While striking Anderson’s timesheets, the judge also threw out those of Rocky Williams. In doing so, the court essentially accepted the defense’s contention that the prosecution committed misconduct in letting Williams leave the District of Columbia to go back to Alaska shortly before trial without advising the court or opposing counsel.

The evidence regarding the transaction whereby Stevens got a brand-new Land Rover from Allen in return for a 1964 Mustang and $5,000 also went into the wastebasket.

The defense complained it extensively cross-examined Allen to suggest that he did not pay $44,000 for the Land Rover as he testified, but instead paid some lesser amount. On redirect examination, the prosecution produced a check from Allen for $44,339.51, thereby showing the defense up.

The problem was that the prosecution did not give the defense a copy of the check until after Allen left the witness stand, and the judge labeled that conduct “inexcusable.” In excluding all evidence of the vehicle transaction, Judge Sullivan accepted the defense’s argument that the prosecution had “sandbagged”—or trapped—the defense lawyers into challenging Allen on the Land Rover’s price before flourishing the check and making the defense look disingenuous.

Stevens’ hard-charging defense team scored a big victory this afternoon. Judge Sullivan’s rulings do not kill the case the way dismissal would have or delay it badly as a mistrial likely would have, but the curative instructions will hurt the government’s case. The judge will effectively tell the jury that the prosecution had been dishonest on one matter and failed to meet its responsibilities on another.

Tomorrow morning the defense will start offering evidence after the judge reads the jury the prosecution-wounding instructions and the government rests.

As many as 15 witnesses will testify for the defense tomorrow. The list starts with former Secretary of State Colin Powell, who presumably will vouch for Stevens’ character and may also discuss how demanding the Senator’s duties are. Similar testimony is likely to come from Sen. Daniel Inouye, D.-Hawaii, long known as Stevens’ best friend in the Senate.

Buoyed by his record, your humble blogger hazards additional predictions:

1. Despite its impressive length—32 pages, along with 33 pages of attachments—the defendant’s Motion for Judgment of Acquittal that was filed tonight will be denied. (This motion apparently took an attorney—Craig Singer, a former U.S. Supreme Court clerk who is the primary motions writer for the defense--well over 20 hours of work to prepare.)
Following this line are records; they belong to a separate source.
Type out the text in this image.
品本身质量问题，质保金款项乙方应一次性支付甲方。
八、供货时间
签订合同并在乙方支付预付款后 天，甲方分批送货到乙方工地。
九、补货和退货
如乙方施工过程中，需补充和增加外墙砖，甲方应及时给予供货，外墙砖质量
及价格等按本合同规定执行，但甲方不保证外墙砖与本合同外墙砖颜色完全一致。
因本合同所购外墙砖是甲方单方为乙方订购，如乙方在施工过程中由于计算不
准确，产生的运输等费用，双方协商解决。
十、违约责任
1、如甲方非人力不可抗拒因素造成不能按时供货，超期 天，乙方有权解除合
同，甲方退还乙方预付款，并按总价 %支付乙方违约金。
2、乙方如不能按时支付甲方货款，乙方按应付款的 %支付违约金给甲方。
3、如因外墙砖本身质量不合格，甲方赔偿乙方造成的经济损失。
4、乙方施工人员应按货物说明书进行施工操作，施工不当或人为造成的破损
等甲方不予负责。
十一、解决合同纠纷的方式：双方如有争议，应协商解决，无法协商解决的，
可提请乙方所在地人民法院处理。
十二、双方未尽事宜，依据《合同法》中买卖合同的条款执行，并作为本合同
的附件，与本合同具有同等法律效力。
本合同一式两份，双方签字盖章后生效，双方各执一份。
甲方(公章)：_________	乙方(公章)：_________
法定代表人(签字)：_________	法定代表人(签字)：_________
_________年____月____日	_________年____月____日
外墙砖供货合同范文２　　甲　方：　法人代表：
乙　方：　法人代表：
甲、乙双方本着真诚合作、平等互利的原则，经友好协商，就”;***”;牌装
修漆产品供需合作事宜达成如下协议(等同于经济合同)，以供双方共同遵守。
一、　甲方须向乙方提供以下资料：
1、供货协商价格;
2. This case will not go to the jury before Wednesday of next week.

The Department of Justice is bloodied but by no means down for the count. The outcome of this case will depend a lot on what is to come, particularly the testimony of Catherine Stevens and Bob Persons.


marxlaw said...

Great stuff Cliff! I'm hooked. Absolutely great coverage. I need to find you some Dominick Dunne glasses for christmas I think... keep up the good work. B

David F said...

Thanks Cliff. It'd be hard to make sense of it all without your analysis. David F

Unknown said...

Cliff, what's up with the "possible terms of service violation" notice Blogspot has put up? We are concerned over at Mudflats.
Is pressure being put on you by persons who want to suppress you or is this a false complaint designed to make it otherwise more difficult for you to get your blogging out to the public?